Jakarta (Antara Kalbar) - Kementerian Kehutanan (Kemenhut) menyatakan Undang-undang Pencegahan dan Pemberantasan Perusakan Hutan (P3H) tidak ditujukan untuk menghukum rakyat kecil, melainkan guna melawan kejahatan yang dilakukan korporasi besar dan terorganisir.

"Ini saya tidak mengerti, kenapa UU ini dianggap akan menahan rakyat kecil. Saya tegaskan, tidak. Ini adalah untuk kejahatan yang terorganisir, yang sebagian dilakukan oleh korporasi bukan untuk peladang tradisional," kata Menteri Kehutanan Zulkifli Hasan seusai melantik pejabat eselon I dan II Kementerian Kehutanan, Jakarta, Jumat.

Dia menjelaskan, UU P3H  untuk melawan kejahatan korporasi dan secara terorganisir melakukan perusakan pelanggaran terhadap kawasan hutan negara yang akan merugikan masyarakat luas.

Sementara itu, lanjutnya, untuk peladang tradisional justru akan   dilindungi oleh undang-undang tersebut dan tidak akan terganggun kegiatannya berladang.

"Jadi peladang tradisional, masyarakat asli sekitar hutan  itu yang kita lindungi, tidak boleh diganggu, biarkan mereka berladang seperti yang mereka lakukan secara turun temurun, ini kita lindungi," tukasnya.

Penegasan Menteri Kehutanan Zulkifli Hasan tersebut menanggapi ancaman Koalisi Masyarakat Sipil untuk Kelestarian Hutan yang berencana akan mengajukan "judicial review" kepada Mahkamah Konstitusi (MK), terkait UU P3H tersebut

Sebelumnya Rapat Paripurna DPR-RI, tanggal 9 Juli 2013 telah mengesahkan Undang-Undang Pencegahan dan Pemberantasan Perusakan Hutan (P3H).

Koalisi yang diantaranya terdiri dari Wahana Lingkungan Hidup Indonesia (WALHI), Jaringan Advokasi Tambang (JATAM), Sawit Watch, Indonesia Corruption Watch (ICW), menilai UU P3H mengkriminalisasi Masyarakat Adat.

Menurut Menhut, Undang-undang P3H yang terdiri dari 12 bab dan 114 pasal  dititikberatkan pada pemberantasan perusakan hutan yang dilakukan secara terorganisasi, yaitu kegiatan yang dilakukan oleh suatu kelompok yang terstruktur, terdiri atas dua orang atau lebih yang bertindak secara bersama-sama, pada suatu waktu tertentu dengan tujuan melakukan perusakan hutan.

Tidak termasuk kelompok masyarakat yang melakukan perladangan tradisional, atau kegiatan nonkomersial seperti pemenuhan kebutuhan sandang/pangan/papan rumah tangga sendiri.

Undang-undang tersebut, lanjutnya, juga mengamanatkan pembentukan suatu lembaga yang melaksanakan pencegahan dan pemberantasan perusakan hutan terorganisasi yang berkedudukan di bawah dan bertanggung jawab kepada Presiden.

Lembaga itu terdiri atas unsur kehutanan, kepolisian, kejaksaan, dan unsur terkait lainnya, seperti unsur kementerian terkait, ahli/pakar, dan wakil masyarakat.
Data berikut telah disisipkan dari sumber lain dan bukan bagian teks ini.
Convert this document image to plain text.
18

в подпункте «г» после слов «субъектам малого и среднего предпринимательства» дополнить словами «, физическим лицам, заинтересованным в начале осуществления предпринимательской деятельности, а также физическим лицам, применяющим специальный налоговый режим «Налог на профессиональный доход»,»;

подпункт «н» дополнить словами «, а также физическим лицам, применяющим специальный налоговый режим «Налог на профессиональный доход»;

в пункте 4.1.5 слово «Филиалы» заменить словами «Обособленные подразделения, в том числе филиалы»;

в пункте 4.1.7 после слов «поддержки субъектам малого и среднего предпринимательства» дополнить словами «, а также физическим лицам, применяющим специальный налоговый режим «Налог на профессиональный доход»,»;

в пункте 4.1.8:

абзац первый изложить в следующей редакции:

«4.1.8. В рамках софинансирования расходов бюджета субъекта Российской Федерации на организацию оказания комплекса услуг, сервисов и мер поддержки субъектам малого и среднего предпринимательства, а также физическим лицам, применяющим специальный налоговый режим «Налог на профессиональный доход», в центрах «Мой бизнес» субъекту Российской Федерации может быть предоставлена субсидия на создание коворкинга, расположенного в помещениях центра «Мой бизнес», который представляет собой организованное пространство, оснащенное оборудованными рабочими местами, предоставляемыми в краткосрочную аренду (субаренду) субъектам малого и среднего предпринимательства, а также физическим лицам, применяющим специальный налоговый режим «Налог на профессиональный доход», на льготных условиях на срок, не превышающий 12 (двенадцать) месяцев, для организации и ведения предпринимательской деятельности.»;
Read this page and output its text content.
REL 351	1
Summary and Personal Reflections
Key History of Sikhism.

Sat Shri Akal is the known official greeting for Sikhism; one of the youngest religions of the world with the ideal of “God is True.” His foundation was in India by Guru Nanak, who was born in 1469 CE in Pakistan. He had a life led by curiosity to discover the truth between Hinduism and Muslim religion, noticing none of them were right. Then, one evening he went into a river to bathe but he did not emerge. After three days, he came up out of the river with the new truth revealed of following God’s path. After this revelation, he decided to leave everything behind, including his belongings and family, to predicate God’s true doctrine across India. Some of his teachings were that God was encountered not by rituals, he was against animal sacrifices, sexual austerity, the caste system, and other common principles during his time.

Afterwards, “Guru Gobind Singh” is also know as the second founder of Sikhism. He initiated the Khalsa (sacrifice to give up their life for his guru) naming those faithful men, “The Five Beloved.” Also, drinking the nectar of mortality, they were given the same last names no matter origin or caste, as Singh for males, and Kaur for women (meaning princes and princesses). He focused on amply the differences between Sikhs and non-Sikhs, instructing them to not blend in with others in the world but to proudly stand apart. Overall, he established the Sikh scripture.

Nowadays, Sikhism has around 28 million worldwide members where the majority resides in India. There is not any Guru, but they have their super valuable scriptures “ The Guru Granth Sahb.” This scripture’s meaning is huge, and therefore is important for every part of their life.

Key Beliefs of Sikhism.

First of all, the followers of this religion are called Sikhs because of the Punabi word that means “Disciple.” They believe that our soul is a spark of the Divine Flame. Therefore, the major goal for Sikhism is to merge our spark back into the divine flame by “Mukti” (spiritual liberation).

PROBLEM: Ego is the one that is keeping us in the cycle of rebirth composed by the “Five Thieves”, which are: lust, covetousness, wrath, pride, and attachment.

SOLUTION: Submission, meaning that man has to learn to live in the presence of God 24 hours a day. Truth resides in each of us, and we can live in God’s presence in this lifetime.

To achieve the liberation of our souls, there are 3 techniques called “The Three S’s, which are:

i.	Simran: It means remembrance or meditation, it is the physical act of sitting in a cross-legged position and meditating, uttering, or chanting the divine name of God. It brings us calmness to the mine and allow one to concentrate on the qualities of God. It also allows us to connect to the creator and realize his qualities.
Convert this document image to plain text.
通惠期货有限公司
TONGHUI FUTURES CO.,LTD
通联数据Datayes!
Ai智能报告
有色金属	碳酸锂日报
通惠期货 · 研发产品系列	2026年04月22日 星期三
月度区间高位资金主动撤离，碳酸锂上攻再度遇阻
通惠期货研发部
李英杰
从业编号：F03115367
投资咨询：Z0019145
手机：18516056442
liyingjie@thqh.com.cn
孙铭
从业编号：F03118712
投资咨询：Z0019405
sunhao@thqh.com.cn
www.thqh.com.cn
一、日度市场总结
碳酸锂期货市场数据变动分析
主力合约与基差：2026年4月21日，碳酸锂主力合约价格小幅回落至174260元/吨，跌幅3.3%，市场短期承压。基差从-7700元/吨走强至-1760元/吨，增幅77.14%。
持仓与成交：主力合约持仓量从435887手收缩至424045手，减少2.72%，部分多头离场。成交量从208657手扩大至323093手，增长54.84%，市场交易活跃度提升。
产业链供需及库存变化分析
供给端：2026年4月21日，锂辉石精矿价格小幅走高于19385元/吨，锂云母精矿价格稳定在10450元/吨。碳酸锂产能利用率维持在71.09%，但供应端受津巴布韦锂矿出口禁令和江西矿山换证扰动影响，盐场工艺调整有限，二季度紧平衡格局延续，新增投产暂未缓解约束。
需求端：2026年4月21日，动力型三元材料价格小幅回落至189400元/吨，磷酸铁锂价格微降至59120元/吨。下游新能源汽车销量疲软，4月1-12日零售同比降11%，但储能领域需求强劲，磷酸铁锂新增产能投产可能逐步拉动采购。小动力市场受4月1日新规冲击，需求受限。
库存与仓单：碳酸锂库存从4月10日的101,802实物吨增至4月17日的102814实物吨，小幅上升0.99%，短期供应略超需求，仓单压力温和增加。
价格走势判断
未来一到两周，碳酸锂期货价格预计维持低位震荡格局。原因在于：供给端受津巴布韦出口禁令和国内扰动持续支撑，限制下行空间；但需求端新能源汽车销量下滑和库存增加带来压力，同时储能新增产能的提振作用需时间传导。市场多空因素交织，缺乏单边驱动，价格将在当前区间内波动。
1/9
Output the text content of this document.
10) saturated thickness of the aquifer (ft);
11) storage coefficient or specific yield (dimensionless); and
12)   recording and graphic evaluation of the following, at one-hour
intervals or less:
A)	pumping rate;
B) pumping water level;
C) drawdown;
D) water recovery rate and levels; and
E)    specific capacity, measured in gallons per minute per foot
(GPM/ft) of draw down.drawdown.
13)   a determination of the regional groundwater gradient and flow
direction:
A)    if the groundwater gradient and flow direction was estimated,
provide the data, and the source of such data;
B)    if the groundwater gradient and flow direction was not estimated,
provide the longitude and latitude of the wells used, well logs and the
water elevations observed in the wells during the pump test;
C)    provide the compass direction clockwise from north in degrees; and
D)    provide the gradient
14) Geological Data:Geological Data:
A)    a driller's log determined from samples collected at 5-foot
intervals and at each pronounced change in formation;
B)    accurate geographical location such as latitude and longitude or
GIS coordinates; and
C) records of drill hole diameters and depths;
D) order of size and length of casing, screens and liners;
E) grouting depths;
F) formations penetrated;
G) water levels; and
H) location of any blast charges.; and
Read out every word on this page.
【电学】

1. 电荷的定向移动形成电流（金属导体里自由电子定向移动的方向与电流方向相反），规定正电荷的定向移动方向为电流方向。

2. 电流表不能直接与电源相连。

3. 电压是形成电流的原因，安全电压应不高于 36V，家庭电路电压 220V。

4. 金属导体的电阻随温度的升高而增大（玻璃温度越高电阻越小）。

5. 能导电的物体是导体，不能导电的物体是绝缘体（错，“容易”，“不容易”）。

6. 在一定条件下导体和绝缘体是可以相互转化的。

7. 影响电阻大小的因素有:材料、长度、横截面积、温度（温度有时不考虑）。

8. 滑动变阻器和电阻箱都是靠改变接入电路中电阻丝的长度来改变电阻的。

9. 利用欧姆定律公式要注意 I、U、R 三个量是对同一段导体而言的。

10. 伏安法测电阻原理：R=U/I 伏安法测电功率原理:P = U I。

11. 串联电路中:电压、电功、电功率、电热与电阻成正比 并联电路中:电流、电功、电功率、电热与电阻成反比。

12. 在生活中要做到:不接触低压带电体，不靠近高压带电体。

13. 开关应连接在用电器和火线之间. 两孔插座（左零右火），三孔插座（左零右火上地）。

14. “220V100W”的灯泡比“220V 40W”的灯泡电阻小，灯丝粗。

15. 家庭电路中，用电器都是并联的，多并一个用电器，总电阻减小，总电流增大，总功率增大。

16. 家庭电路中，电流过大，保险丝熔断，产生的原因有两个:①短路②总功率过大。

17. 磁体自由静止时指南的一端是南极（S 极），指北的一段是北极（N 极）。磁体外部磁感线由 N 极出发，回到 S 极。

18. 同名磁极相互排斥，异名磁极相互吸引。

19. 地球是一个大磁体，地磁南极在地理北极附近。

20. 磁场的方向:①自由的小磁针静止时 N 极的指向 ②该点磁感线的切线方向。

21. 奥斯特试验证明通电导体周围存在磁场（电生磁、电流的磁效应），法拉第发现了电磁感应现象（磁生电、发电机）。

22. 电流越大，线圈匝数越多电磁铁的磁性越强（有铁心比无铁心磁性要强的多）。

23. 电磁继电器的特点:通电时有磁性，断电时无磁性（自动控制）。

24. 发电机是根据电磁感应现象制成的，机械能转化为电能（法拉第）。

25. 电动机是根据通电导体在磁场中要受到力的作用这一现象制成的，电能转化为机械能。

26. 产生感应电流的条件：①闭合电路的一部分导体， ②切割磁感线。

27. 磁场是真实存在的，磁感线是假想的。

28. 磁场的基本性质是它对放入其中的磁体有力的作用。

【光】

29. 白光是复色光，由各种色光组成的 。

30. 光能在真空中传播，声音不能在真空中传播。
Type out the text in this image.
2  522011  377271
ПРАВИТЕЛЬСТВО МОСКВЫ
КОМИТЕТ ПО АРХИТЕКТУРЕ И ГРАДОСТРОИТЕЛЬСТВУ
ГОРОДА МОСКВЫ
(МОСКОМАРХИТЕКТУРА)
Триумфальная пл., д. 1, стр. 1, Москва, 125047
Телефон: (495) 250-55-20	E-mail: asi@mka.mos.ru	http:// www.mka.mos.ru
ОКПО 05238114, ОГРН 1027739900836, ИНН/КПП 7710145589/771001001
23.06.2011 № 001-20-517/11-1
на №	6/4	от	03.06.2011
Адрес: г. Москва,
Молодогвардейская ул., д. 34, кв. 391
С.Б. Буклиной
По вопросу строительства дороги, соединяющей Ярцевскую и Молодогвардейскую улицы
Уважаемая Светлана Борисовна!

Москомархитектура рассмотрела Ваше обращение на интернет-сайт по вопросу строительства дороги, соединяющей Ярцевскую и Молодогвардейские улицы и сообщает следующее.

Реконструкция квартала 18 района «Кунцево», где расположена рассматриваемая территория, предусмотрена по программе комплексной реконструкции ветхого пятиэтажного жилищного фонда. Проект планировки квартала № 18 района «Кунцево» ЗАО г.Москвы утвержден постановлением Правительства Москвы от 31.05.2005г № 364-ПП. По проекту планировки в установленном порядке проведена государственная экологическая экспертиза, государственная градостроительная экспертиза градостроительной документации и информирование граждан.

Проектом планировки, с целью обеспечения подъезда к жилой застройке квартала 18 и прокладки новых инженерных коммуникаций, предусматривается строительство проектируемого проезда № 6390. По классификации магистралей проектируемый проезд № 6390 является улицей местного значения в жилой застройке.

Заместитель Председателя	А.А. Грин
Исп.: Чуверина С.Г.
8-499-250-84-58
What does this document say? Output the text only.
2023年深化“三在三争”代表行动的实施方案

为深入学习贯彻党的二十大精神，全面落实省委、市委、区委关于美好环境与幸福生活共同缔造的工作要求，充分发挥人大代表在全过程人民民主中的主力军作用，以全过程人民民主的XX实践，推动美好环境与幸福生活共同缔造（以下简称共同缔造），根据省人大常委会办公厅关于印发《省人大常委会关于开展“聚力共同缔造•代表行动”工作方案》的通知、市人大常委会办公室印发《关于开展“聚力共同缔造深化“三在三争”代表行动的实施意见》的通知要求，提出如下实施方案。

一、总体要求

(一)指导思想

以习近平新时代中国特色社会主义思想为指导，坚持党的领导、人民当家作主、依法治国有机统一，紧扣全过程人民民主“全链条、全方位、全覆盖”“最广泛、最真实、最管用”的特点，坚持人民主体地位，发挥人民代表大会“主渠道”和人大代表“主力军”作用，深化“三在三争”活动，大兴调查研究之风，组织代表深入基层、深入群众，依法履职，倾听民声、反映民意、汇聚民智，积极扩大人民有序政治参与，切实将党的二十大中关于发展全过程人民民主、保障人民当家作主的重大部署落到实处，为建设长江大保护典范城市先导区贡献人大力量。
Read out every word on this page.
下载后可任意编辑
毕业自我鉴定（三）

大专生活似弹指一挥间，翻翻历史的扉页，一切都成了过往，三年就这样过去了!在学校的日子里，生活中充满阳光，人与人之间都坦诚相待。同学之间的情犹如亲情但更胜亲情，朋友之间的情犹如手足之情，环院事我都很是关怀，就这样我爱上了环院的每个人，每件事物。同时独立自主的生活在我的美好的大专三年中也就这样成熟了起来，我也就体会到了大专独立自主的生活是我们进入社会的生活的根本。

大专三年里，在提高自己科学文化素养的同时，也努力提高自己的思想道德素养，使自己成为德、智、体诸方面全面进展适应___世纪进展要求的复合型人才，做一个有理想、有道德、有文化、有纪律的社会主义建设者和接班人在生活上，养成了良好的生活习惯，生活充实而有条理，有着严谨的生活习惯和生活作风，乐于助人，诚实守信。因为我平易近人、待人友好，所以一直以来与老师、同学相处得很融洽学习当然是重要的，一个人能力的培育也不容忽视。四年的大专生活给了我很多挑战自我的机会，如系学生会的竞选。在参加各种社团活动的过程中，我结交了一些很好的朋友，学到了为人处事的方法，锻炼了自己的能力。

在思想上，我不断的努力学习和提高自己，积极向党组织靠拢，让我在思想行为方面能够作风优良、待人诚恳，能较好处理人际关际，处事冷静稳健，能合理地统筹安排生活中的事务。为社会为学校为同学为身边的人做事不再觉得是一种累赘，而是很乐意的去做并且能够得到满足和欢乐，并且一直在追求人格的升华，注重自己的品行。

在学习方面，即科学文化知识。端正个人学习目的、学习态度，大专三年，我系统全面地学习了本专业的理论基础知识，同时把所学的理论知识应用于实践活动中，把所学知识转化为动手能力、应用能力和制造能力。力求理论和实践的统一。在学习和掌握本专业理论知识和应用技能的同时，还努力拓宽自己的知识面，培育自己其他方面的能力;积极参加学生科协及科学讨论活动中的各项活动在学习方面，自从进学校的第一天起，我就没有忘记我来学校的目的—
Selain memiliki fungsi penegakan hukum, lembaga ini juga memiliki fungsi koordinasi dan supervisi.

Dengan dibentuknya lembaga pencegahan dan pemberantasan perusakan hutan, maka penanganan semua tindak pidana perusakan hutan yang terorganisasi sebagaimana diatur dalam undang-undang ini menjadi kewenangan lembaga tersebut.